I think it is not a good sign that his reaction was that you two lost contact now. In other words he has no fear of losing you. Perhaps you acted needy but perhaps yours was only a reaction to his lack of action. I waited very patiently and only got upset when things did not happen.
In my case it is even weirder as mine disappeared after we made plans and reservations. I think that when men are comfortable that they have you, they lose the fear of losing you, they relax and you are no longer that interesting to them. But of course you want a man that is just as interested in seeing you as you are in him. It is not a good thing because it feels to me like you cannot relax with a man, once you finally open up and try to relax, boom they kick you in the lower half.
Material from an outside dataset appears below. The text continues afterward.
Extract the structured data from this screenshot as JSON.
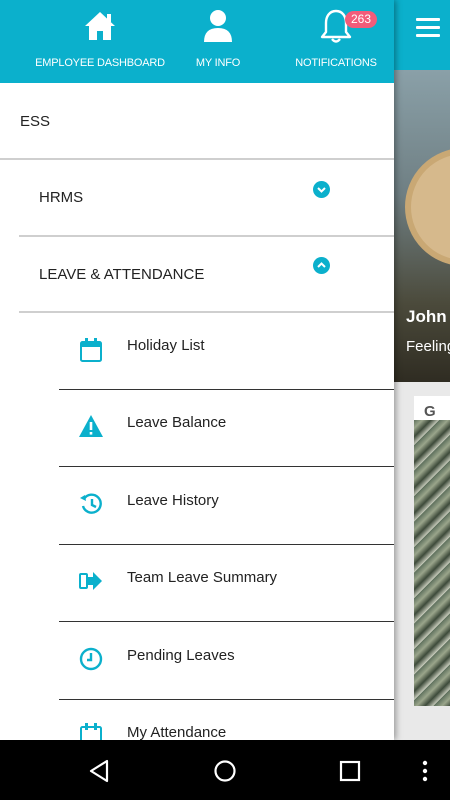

My only advice would be not to contact him and let him sort through it on his own. Do not ask for a meeting. See if he contacts you. You contacting him will not help this situation at all. You cannot force someone to want to talk to you, be there for you, want to be with you and want to meet you. Sadly so.
It is very sad because I am not sure what you two have talked about initially but in my case I was really led on because my guy came on strong and I have the feeling that yours did too too and then you slowly start noticing the signs of them slipping away.
Time will tell. I can only tell you that had I known how many potentially good relationships can be ruined by distance, I would have never gotten into mine. Unfortunately it was a feeling we developed for each other over time and then acted on it. I would have kept it at friendship level had I known that LDR generally do not work no matter how big the love is.